Я оделась и спустилась вниз. Неравномерное постукивание доносилось и сегодня, но теперь этот звук вызвал у меня лишь улыбку. Как я могла не узнать этот ритм? Ведь впервые я услышала его именно здесь. Стук пишущей машинки Карин на веранде. Быстрый, медленный, уверенный и нерешительный. Ритм ищущего, размышляющего человека. Ритм, ставший неотъемлемой частью моей собственной жизни.
– Бери на кухне, что захочешь. Я уже позавтракал, – прокричал Йенс.
На кухне не осталось никаких следов, подтверждающих, что он завтракал. Ни крошки, ни чайной ложечки. Сушилка для посуды была пуста, сухая раковина сверкала чистотой. Не удивительно, что, бродя по дому накануне, я решила, что он необитаем.
Я отрезала кусок от испеченного Йенсом хлеба и стала варить кофе.

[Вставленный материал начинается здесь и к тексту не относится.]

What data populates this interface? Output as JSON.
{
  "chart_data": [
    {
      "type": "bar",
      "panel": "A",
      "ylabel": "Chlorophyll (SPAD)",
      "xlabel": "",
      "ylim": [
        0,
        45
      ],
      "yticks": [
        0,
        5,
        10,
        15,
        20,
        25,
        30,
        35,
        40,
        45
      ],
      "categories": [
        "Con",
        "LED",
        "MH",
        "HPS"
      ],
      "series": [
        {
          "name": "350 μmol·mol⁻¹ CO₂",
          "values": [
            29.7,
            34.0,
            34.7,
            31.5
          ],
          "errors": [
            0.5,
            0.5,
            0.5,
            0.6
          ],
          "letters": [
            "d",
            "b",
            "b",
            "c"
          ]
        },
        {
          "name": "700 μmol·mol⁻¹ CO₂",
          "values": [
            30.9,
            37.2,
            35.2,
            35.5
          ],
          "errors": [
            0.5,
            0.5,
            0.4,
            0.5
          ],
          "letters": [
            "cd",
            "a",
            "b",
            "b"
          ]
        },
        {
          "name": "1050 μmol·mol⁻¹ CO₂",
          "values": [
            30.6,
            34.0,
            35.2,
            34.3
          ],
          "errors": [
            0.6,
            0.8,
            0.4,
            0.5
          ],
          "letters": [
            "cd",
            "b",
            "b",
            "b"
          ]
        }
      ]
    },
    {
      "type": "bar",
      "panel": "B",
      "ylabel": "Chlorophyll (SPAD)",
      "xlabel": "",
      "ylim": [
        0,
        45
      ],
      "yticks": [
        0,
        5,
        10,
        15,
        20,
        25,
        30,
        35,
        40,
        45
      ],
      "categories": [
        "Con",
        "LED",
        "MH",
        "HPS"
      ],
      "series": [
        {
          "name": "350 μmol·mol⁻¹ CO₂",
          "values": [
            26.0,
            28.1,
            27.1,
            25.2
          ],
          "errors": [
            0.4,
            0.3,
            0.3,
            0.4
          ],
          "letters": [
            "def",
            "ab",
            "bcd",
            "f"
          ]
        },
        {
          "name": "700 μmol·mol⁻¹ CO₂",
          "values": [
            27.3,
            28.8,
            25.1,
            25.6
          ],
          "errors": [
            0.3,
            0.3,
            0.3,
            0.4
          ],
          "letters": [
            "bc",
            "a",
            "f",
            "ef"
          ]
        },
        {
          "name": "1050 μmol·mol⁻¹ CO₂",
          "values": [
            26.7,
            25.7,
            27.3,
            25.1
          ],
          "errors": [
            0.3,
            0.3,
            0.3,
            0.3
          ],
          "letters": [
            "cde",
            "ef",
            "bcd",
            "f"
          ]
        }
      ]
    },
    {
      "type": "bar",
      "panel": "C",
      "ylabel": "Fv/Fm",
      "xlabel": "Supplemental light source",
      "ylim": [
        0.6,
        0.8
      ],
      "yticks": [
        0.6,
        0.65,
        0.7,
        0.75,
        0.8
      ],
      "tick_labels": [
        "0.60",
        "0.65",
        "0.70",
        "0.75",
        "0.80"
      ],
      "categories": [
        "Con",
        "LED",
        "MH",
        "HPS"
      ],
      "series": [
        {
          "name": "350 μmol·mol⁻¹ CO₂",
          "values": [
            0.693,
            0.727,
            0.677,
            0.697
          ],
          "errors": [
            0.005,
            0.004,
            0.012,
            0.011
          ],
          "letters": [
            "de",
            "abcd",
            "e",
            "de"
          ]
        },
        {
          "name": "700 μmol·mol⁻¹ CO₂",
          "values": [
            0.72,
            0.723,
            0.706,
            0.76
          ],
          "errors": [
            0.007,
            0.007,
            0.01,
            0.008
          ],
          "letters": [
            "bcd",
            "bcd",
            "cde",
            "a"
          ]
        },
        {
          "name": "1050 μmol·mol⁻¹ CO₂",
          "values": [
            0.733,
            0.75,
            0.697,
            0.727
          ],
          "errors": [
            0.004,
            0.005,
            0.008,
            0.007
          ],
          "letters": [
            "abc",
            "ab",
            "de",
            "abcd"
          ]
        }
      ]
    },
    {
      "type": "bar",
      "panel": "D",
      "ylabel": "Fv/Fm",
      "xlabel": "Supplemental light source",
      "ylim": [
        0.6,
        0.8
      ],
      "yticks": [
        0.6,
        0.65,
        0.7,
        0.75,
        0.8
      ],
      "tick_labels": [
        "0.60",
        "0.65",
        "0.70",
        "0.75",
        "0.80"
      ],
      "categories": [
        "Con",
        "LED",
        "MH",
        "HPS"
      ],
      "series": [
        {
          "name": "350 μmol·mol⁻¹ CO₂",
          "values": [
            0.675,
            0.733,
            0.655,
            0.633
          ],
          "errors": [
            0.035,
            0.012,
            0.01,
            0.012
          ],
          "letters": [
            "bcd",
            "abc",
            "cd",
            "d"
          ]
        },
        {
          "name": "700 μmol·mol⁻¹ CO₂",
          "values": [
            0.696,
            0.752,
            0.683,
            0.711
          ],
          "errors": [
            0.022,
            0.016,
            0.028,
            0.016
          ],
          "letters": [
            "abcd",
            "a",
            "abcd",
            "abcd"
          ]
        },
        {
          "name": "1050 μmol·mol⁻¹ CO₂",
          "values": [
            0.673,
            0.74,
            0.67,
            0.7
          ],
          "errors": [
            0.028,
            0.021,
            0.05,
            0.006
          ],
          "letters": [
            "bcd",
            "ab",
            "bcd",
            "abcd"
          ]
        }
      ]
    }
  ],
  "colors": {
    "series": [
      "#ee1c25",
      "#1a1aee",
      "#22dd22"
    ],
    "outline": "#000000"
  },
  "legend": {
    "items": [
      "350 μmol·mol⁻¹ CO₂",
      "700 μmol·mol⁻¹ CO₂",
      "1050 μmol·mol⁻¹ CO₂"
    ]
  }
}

На подоконнике все же лежала какая-то сложенная бумага. Я развернула ее. Это оказалась газетная вырезка. Заголовок гласил: «Найдена женщина, умершая двадцать четыре года назад», а чуть пониже – фотография валуна на Ракушечном пляже, снятого со стороны моря. Пока вода для кофе нагревалась, я стала читать статью. Там говорилось, что несколько ребят, «играя, сделали эту страшную находку». Вероятно, статья была вырезана из местной газеты. В гётеборгских выпусках я этой новости не видела. Вот бы раздобыть такую газету – Макс с Юнатаном бы очень обрадовались. Они сильно расстроились, когда рассказали о сделанном открытии в школе, а им никто не поверил, ни учителя, ни одноклассники.
Накануне вечером я чуть было не поведала об этом происшествии Йенсу, но в последний момент остановилась. Женщина пропала в том же году, что и Майя. Неизвестно, хочет ли Йенс, чтобы ему напоминали об ее исчезновении. О тех кошмарных, жарких неделях. О чувстве отчужденности, возникшем, когда девочка вернулась. И вот теперь обнаруживают скелет на том же месте, где нашли и ее, – нет, говорить об этом явно не стоило. Но оказывается, Йенс прочел статью и, возможно, подумал о том же, что и я, раз уж он ее сохранил. Я сложила вырезку и положила обратно на подоконник.
Поев, я долила еще кофе и прямо с чашкой отправилась в гостиную. Утреннее солнце нарисовало на дощатом полу желтые прямоугольники. Я посмотрела на фьорд. Погода была по-прежнему прекрасной.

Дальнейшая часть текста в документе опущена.